Because Jesus was a carpenter.
At the risk of diverging into a serious conversation, I feel like I need to speak up for architects a little bit here ;)
I think I must run in different architectural circles than the architects folks love to complain about on GBA.
Both my job, and the jobs of other architects I know are much more the jobs of project managers than artists.
We spend much less time negotiating our artistry with the structural engineer's physics, but rather, our job is about negotiating the mechanical engineer's physics with the structural engineer's physics with the city's zoning code with the state's building code with the client's budget with the client's program with the needs of the end-users of the space with.... you get the idea.
I did my undergraduate degree in fine art. Architects get to do a lot of interesting problem-solving and design. But we don't do a lot of art. I don't know where that rumor got started... probably to lure unsuspecting art students like my younger self into architecture programs ;)
My guess is a lot of the problems with architects are similar to the problems with newer engineers. Back when I was in school, you had to basically apprentice for two years as part of your college work as an intern at an engineering firm (or similar, you had to work under experienced engineers). This was so that you'd learn that what the book says isn't everything. Most schools now will graduate new engineers without any requirement for any field work at all, which results in engineers that are clueless about the real world.
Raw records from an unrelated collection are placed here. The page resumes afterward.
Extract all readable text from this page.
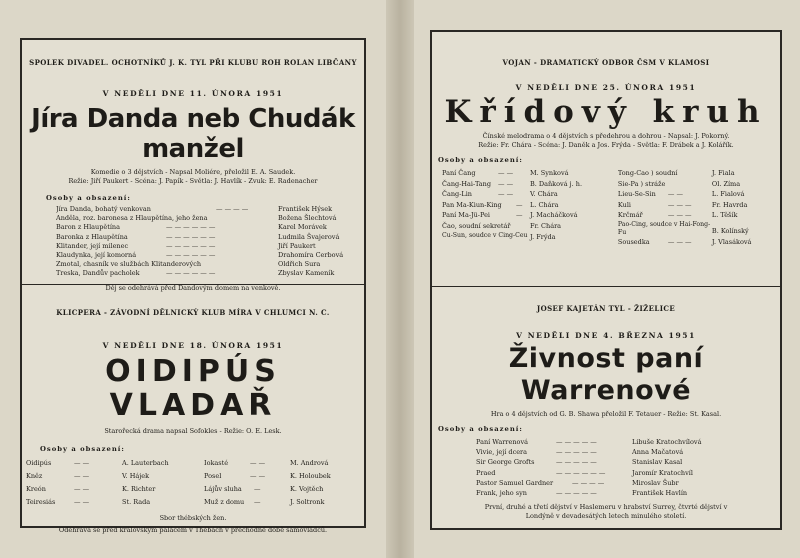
SPOLEK DIVADEL. OCHOTNÍKŮ J. K. TYL PŘI KLUBU ROH ROLAN LIBČANY
V NEDĚLI DNE 11. ÚNORA 1951
Jíra Danda neb Chudák manžel
Komedie o 3 dějstvích - Napsal Moliére, přeložil E. A. Saudek.
Režie: Jiří Paukert - Scéna: J. Papík - Světla: J. Havlík - Zvuk: E. Radenacher
Osoby a obsazení:
Jíra Danda, bohatý venkovan	— — — —	František Hýsek
Anděla, roz. baronesa z Hlaupětína, jeho žena	Božena Šlechtová
Baron z Hlaupětína	— — — — — —	Karel Morávek
Baronka z Hlaupětína	— — — — — —	Ludmila Švajerová
Klitander, její milenec	— — — — — —	Jiří Paukert
Klaudynka, její komorná	— — — — — —	Drahomíra Cerbová
Zmotal, chasník ve službách Klitanderových	Oldřich Sura
Treska, Dandův pacholek	— — — — — —	Zbyslav Kameník
Děj se odehrává před Dandovým domem na venkově.
KLICPERA - ZÁVODNÍ DĚLNICKÝ KLUB MÍRA V CHLUMCI N. C.
V NEDĚLI DNE 18. ÚNORA 1951
OIDIPÚS VLADAŘ
Starořecká drama napsal Sofokles - Režie: O. E. Lesk.
Osoby a obsazení:
Oidipús	— —	A. Lauterbach
Kněz	— —	V. Hájek
Kreón	— —	K. Richter
Teiresiás	— —	St. Rada
Iokasté	— —	M. Andrová
Posel	— —	K. Holoubek
Lájův sluha	—	K. Vojtěch
Muž z domu	—	J. Soltronk
Sbor thébských žen.
Odehrává se před královským palácem v Thébách v přechodné době samovládců.
VOJAN - DRAMATICKÝ ODBOR ČSM V KLAMOSI
V NEDĚLI DNE 25. ÚNORA 1951
Křídový kruh
Čínské melodrama o 4 dějstvích s předehrou a dohrou - Napsal: J. Pokorný.
Režie: Fr. Chára - Scéna: J. Daněk a Jos. Frýda - Světla: F. Drábek a J. Kolářík.
Osoby a obsazení:
Paní Čang	— —	M. Synková
Čang-Hai-Tang	— —	B. Daňková j. h.
Čang-Lin	— —	V. Chára
Pan Ma-Kiun-King	—	L. Chára
Paní Ma-Jü-Pei	—	J. Macháčková
Čao, soudní sekretář	Fr. Chára
Ču-Šun, soudce v Čing-Čeu J. Frýda
Tong-Cao ) soudní	J. Fiala
Sie-Pa ) stráže	Ol. Zíma
Lieu-Se-Sin	— —	L. Fialová
Kuli	— — —	Fr. Havrda
Krčmář	— — —	L. Těšík
Pao-Čing, soudce v Hai-Fong-Fu	B. Kolínský
Sousedka	— — —	J. Vlasáková
JOSEF KAJETÁN TYL - ŽIŽELICE
V NEDĚLI DNE 4. BŘEZNA 1951
Živnost paní Warrenové
Hra o 4 dějstvích od G. B. Shawa přeložil F. Tetauer - Režie: St. Kasal.
Osoby a obsazení:
Paní Warrenová	— — — — —	Libuše Kratochvílová
Vivie, její dcera	— — — — —	Anna Mačatová
Sir George Grofts	— — — — —	Stanislav Kasal
Praed	— — — — — —	Jaromír Kratochvíl
Pastor Samuel Gardner	— — — —	Miroslav Šubr
Frank, jeho syn	— — — — —	František Havlín
První, druhé a třetí dějství v Haslemeru v hrabství Surrey, čtvrté dějství v Londýně v devadesátých letech minulého století.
I imagine there are architects out there who also have never really worked in the field, so they don't understand the realities of a project. The real world is not as clean and organized as a textbook problem after all :)
I do agree that there are good architects out there and I've worked with some of them. The good ones visit the job sites, listen to the contractors, and try to facilitate timely completion of projects. The bad ones are the ones where the answer to every question is "build it like the print". I've worked with those too.
Bill
A bit of a defense.
Architects are the only true white collar professionals left in the world. In the old days, when most of the world's work force were blue collar (factory workers, office workers, farmers, ranchers, etc) the white collar people were architects, doctors, engineers, lawyers, professors, etc).
However, all occupations (other than architects) have to stay within certain guidelines. Doctors (or surgeons) can't suddenly decide to cut something away or connect things together just because they feel like it, lawyers can't say that they don't like the judgment of the court so they make up their own law, engineers can't decide to ignore the role of physics, and professors can't teach things that aren't true.
Architects sit down with a blank sheet of paper and draw a vertical line, then a horizontal one and everyone thinks that they've started to design. They actually haven't, they've only created a reference point where the two lines cross.. It's only when the third line is drawn that you begin to define space, and then only if you include a measurement to give scale.
Architects can allow themselves to go anywhere in their minds and create anything they want, relying on a million past memories and incorporating fantastic new concepts. Theirs is the only profession where anything can happen. Engineers and building scientists help create the building, but there's nothing to create without the architect.